Kanada, Mexiko, USA |

Stillstand bei Nafta

Ursprünglich sollten die Verhandlungen, die Nafta noch retten sollen, in diesem Jahr beendet werden. Aber die Positionen der Vertreter der drei beteiligten Länder blieben bei wichtigen Themen auch nach tagelangen Beratungen weit auseinander. Die Verhandlungsführer aus Kanada, Mexiko und den USA kündigten nun in Washington die Fortsetzung der Neuverhandlungen über das Abkommen bis ins kommende Jahr an. Bei einer gemeinsamen Pressekonferenz warfen sich die Vertreter der Nafta-Staaten gegenseitig Kompromisslosigkeit vor und stellten "signifikante" Differenzen fest.

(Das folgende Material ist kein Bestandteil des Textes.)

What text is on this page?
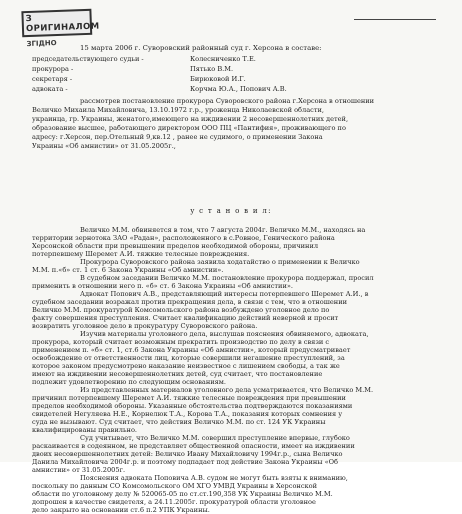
З ОРИГИНАЛОМ
ЗГІДНО	15 марта 2006 г. Суворовский районный суд г. Херсона в составе:
председательствующего судьи -	Колесниченко Т.Е.
прокурора -	Пятько В.М.
секретаря -	Бирюковой И.Г.
адвоката -	Корчма Ю.А., Попович А.В.
рассмотрев постановление прокурора Суворовского района г.Херсона в отношении
Величко Михаила Михайловича, 13.10.1972 г.р., уроженца Николаевской области,
украинца, гр. Украины, женатого,имеющего на иждивении 2 несовершеннолетних детей,
образование высшее, работающего директором ООО ПЦ «Пантифия», проживающего по
адресу: г.Херсон, пер.Отельный 9,кв.12 , ранее не судимого, о применении Закона
Украины «Об амнистии» от 31.05.2005г.,
у с т а н о в и л:
Величко М.М. обвиняется в том, что 7 августа 2004г. Величко М.М., находясь на
территории зернотока ЗАО «Радан», расположенного в с.Ровное, Генического района
Херсонской области при превышении пределов необходимой обороны, причинил
потерпевшему Шеремет А.И. тяжкие телесные повреждения.
Прокурора Суворовского района заявила ходатайство о применении к Величко
М.М. п.«б» ст. 1 ст. 6 Закона Украины «Об амнистии».
В судебном заседании Величко М.М. постановление прокурора поддержал, просил
применить в отношении него п. «б» ст. 6 Закона Украины «Об амнистии».
Адвокат Попович А.В., представляющий интересы потерпевшего Шеремет А.И., в
судебном заседании возражал против прекращения дела, в связи с тем, что в отношении
Величко М.М. прокуратурой Комсомольского района возбуждено уголовное дело по
факту совершения преступления. Считает квалификацию действий неверной и просит
возвратить уголовное дело в прокуратуру Суворовского района.
Изучив материалы уголовного дела, выслушав пояснения обвиняемого, адвоката,
прокурора, который считает возможным прекратить производство по делу в связи с
применением п. «б» ст. 1, ст.6 Закона Украины «Об амнистии», который предусматривает
освобождение от ответственности лиц, которые совершили негашение преступлений, за
которое законом предусмотрено наказание неизвестное с лишением свободы, а так же
имеют на иждивении несовершеннолетних детей, суд считает, что постановление
подлежит удовлетворению по следующим основаниям.
Из представленных материалов уголовного дела усматривается, что Величко М.М.
причинил потерпевшему Шеремет А.И. тяжкие телесные повреждения при превышении
пределов необходимой обороны. Указанные обстоятельства подтверждаются показаниями
свидетелей Негуляева Н.Е., Корнелюк Т.А., Корова Т.А., показания которых сомнения у
суда не вызывают. Суд считает, что действия Величко М.М. по ст. 124 УК Украины
квалифицированы правильно.
Суд учитывает, что Величко М.М. совершил преступление впервые, глубоко
раскаивается в содеянном, не представляет общественной опасности, имеет на иждивении
двоих несовершеннолетних детей: Величко Ивану Михайловичу 1994г.р., сына Величко
Данила Михайловича 2004г.р. и поэтому подпадает под действие Закона Украины «Об
амнистии» от 31.05.2005г.
Пояснения адвоката Поповича А.В. судом не могут быть взяты к вниманию,
поскольку по данным СО Комсомольского ОМ ХГО УМВД Украины в Херсонской
области по уголовному делу № 520065-05 по ст.ст.190,358 УК Украины Величко М.М.
допрошен в качестве свидетеля, а 24.11.2005г. прокуратурой области уголовное
дело закрыто на основании ст.6 п.2 УПК Украины.
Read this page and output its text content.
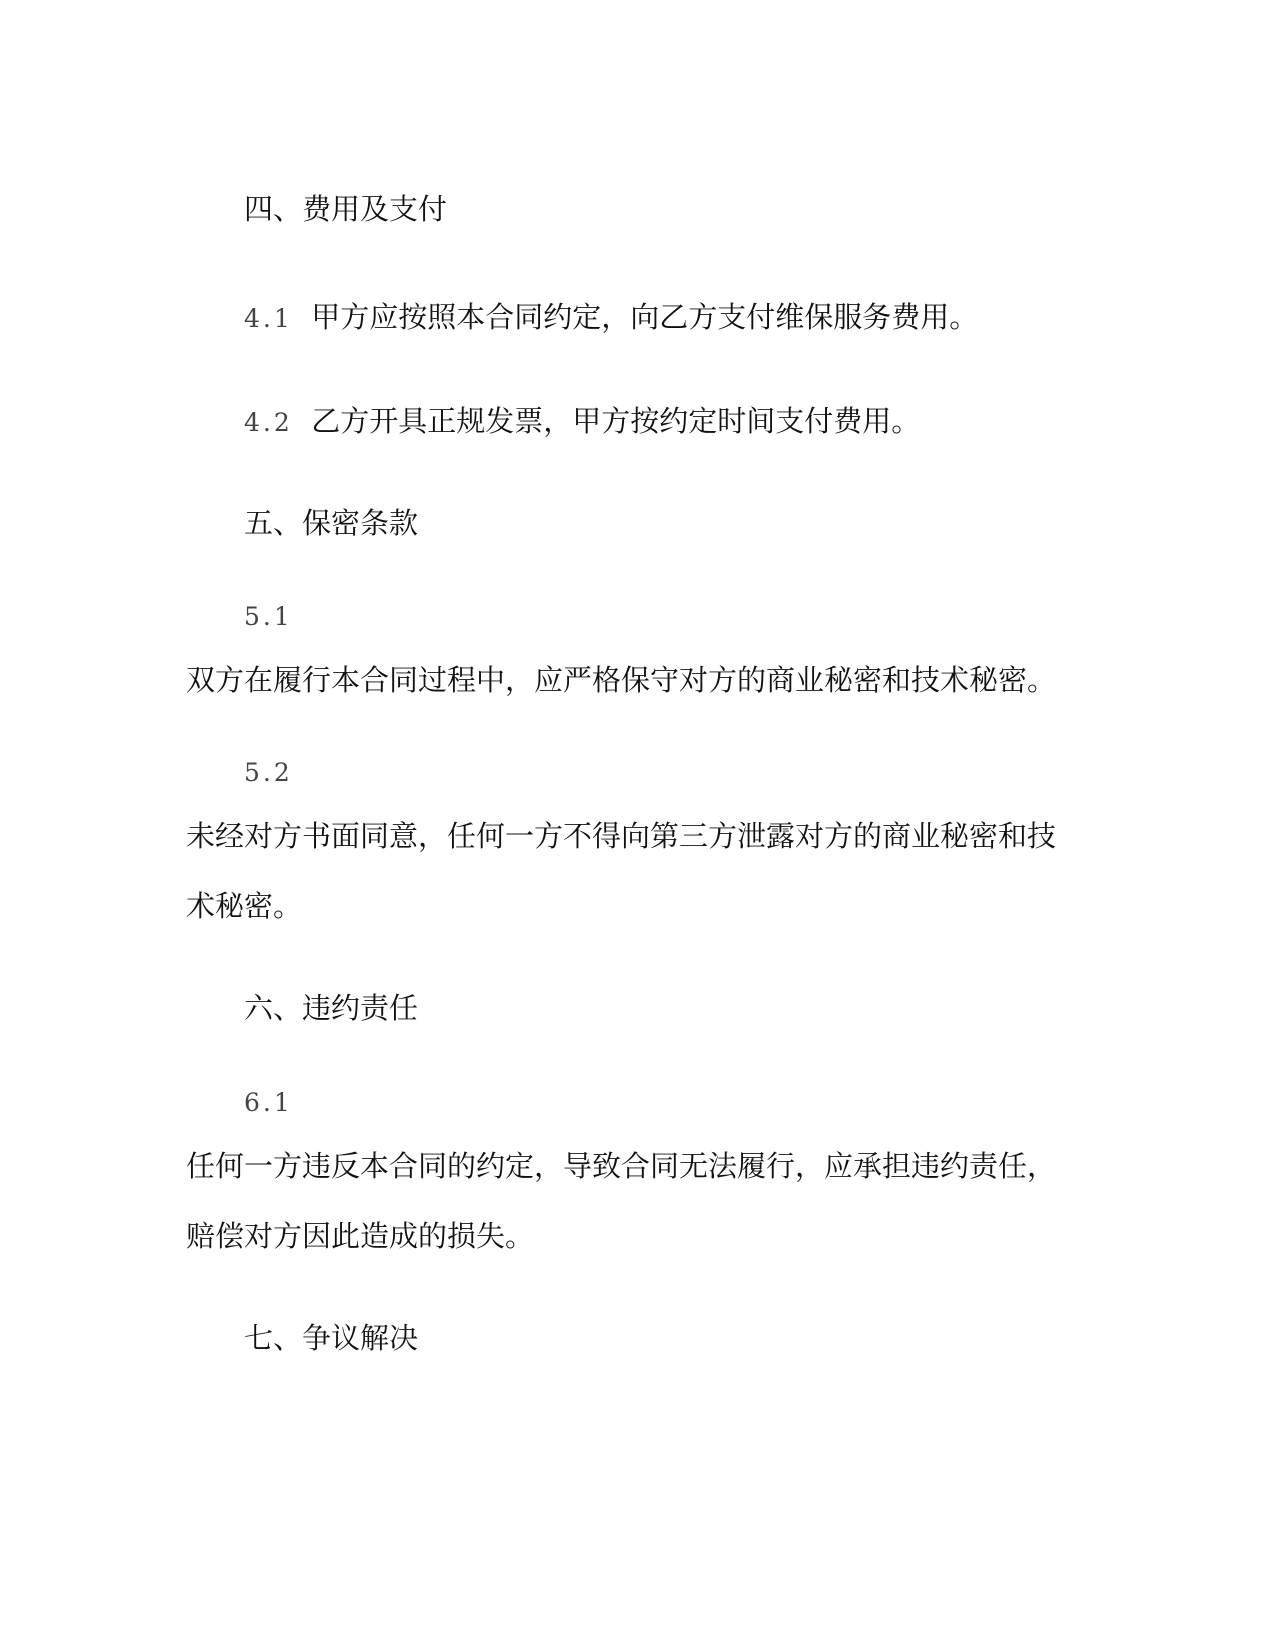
四、费用及支付

4.1 甲方应按照本合同约定，向乙方支付维保服务费用。

4.2 乙方开具正规发票，甲方按约定时间支付费用。

五、保密条款

5.1

双方在履行本合同过程中，应严格保守对方的商业秘密和技术秘密。

5.2

未经对方书面同意，任何一方不得向第三方泄露对方的商业秘密和技

术秘密。

六、违约责任

6.1

任何一方违反本合同的约定，导致合同无法履行，应承担违约责任，

赔偿对方因此造成的损失。

七、争议解决
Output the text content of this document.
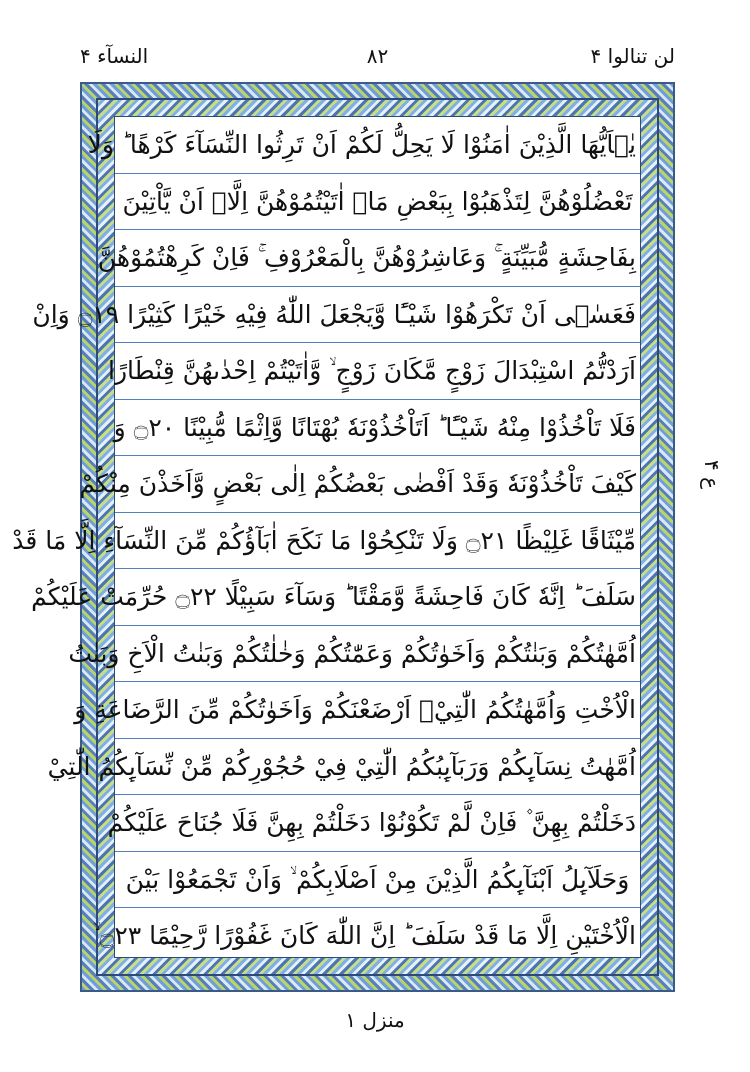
النسآء ۴	٨٢	لن تنالوا ۴
يٰۤاَيُّهَا الَّذِيْنَ اٰمَنُوْا لَا يَحِلُّ لَكُمْ اَنْ تَرِثُوا النِّسَآءَ كَرْهًا ؕ وَلَا
تَعْضُلُوْهُنَّ لِتَذْهَبُوْا بِبَعْضِ مَاۤ اٰتَيْتُمُوْهُنَّ اِلَّاۤ اَنْ يَّاْتِيْنَ
بِفَاحِشَةٍ مُّبَيِّنَةٍ ۚ وَعَاشِرُوْهُنَّ بِالْمَعْرُوْفِ ۚ فَاِنْ كَرِهْتُمُوْهُنَّ
فَعَسٰۤى اَنْ تَكْرَهُوْا شَيْـًٔا وَّيَجْعَلَ اللّٰهُ فِيْهِ خَيْرًا كَثِيْرًا ۝١٩ وَاِنْ
اَرَدْتُّمُ اسْتِبْدَالَ زَوْجٍ مَّكَانَ زَوْجٍ ۙ وَّاٰتَيْتُمْ اِحْدٰىهُنَّ قِنْطَارًا
فَلَا تَاْخُذُوْا مِنْهُ شَيْـًٔا ؕ اَتَاْخُذُوْنَهٗ بُهْتَانًا وَّاِثْمًا مُّبِيْنًا ۝٢٠ وَ
كَيْفَ تَاْخُذُوْنَهٗ وَقَدْ اَفْضٰى بَعْضُكُمْ اِلٰى بَعْضٍ وَّاَخَذْنَ مِنْكُمْ
مِّيْثَاقًا غَلِيْظًا ۝٢١ وَلَا تَنْكِحُوْا مَا نَكَحَ اٰبَآؤُكُمْ مِّنَ النِّسَآءِ اِلَّا مَا قَدْ
سَلَفَ ؕ اِنَّهٗ كَانَ فَاحِشَةً وَّمَقْتًا ؕ وَسَآءَ سَبِيْلًا ۝٢٢ حُرِّمَتْ عَلَيْكُمْ
اُمَّهٰتُكُمْ وَبَنٰتُكُمْ وَاَخَوٰتُكُمْ وَعَمّٰتُكُمْ وَخٰلٰتُكُمْ وَبَنٰتُ الْاَخِ وَبَنٰتُ
الْاُخْتِ وَاُمَّهٰتُكُمُ الّٰتِيْۤ اَرْضَعْنَكُمْ وَاَخَوٰتُكُمْ مِّنَ الرَّضَاعَةِ وَ
اُمَّهٰتُ نِسَآىِٕكُمْ وَرَبَآىِٕبُكُمُ الّٰتِيْ فِيْ حُجُوْرِكُمْ مِّنْ نِّسَآىِٕكُمُ الّٰتِيْ
دَخَلْتُمْ بِهِنَّ ۫ فَاِنْ لَّمْ تَكُوْنُوْا دَخَلْتُمْ بِهِنَّ فَلَا جُنَاحَ عَلَيْكُمْ
وَحَلَآىِٕلُ اَبْنَآىِٕكُمُ الَّذِيْنَ مِنْ اَصْلَابِكُمْ ۙ وَاَنْ تَجْمَعُوْا بَيْنَ
الْاُخْتَيْنِ اِلَّا مَا قَدْ سَلَفَ ؕ اِنَّ اللّٰهَ كَانَ غَفُوْرًا رَّحِيْمًا ۝٢٣ ۙ
ع ۴
منزل ۱
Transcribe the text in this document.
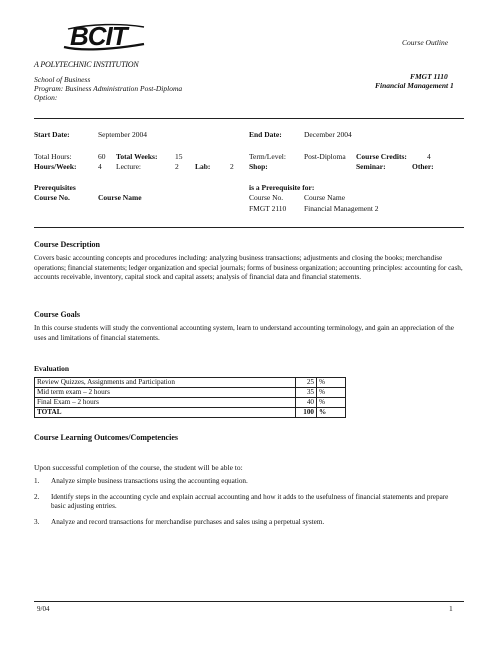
BCIT
A POLYTECHNIC INSTITUTION
Course Outline
School of Business
Program: Business Administration Post-Diploma
Option:
FMGT 1110
Financial Management 1
Start Date:	September 2004	End Date:	December 2004
Total Hours:	60 Total Weeks: 15	Term/Level: Post-Diploma Course Credits:	4
Hours/Week:	4 Lecture:	2 Lab:	2 Shop:	Seminar:	Other:
Prerequisites
Course No.	Course Name
is a Prerequisite for:
Course No.	Course Name
FMGT 2110 Financial Management 2
Course Description
Covers basic accounting concepts and procedures including: analyzing business transactions; adjustments and closing the books; merchandise operations; financial statements; ledger organization and special journals; forms of business organization; accounting principles: accounting for cash, accounts receivable, inventory, capital stock and capital assets; analysis of financial data and financial statements.
Course Goals
In this course students will study the conventional accounting system, learn to understand accounting terminology, and gain an appreciation of the uses and limitations of financial statements.
Evaluation
Review Quizzes, Assignments and Participation	25	%
Mid term exam – 2 hours	35	%
Final Exam – 2 hours	40	%
TOTAL	100	%
Course Learning Outcomes/Competencies
Upon successful completion of the course, the student will be able to:
1. Analyze simple business transactions using the accounting equation.
2. Identify steps in the accounting cycle and explain accrual accounting and how it adds to the usefulness of financial statements and prepare basic adjusting entries.
3. Analyze and record transactions for merchandise purchases and sales using a perpetual system.
9/04	1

"Überrascht und enttäuscht"

Kanadas Außenministerin Cynthia Freeland kritisierte Forderungen der USA nach Änderungen gewisser ursprünglicher Regelungen. Sie sorgen bislang dafür, dass Fahrzeuge und Autoteile zollfrei die Grenzen innerhalb des Nafta-Raums überqueren. Mexikos Finanzminister Ildefonso Guajardo Villareal sagte, sein Land könne keine weiteren Zugeständnisse machen. "Wir müssen sicherstellen, dass unsere Entscheidungen von heute uns morgen nicht auf die Füße fallen", sagte er. US-Präsident Trump stößt sich vor allem am Defizit im Handel mit Mexiko. Der US-Handelsbeauftragte Robert Lightizer warf Mexiko und Kanada vor, sich gegen die Abschaffung unfairer Regelungen zu stemmen, die den USA ein milliardenschweres Handelsdefizit einbrächten. "Offen gestanden bin ich überrascht und enttäuscht vom Widerstand unserer Verhandlungspartner gegen Änderungen", sagte Lightizer.

Ein Desaster?

US-Präsident Trump hatte das Abkommen wiederholt als Desaster bezeichnet, das den Arbeitern in den USA geschadet und viele Jobs gekostet habe. Befürworter halten dem entgegen, dass durch das Freihandelsabkommen in den USA Jobs geschaffen worden und die Probleme in der Industrie eher auf Konkurrenz aus China zurückzuführen seien.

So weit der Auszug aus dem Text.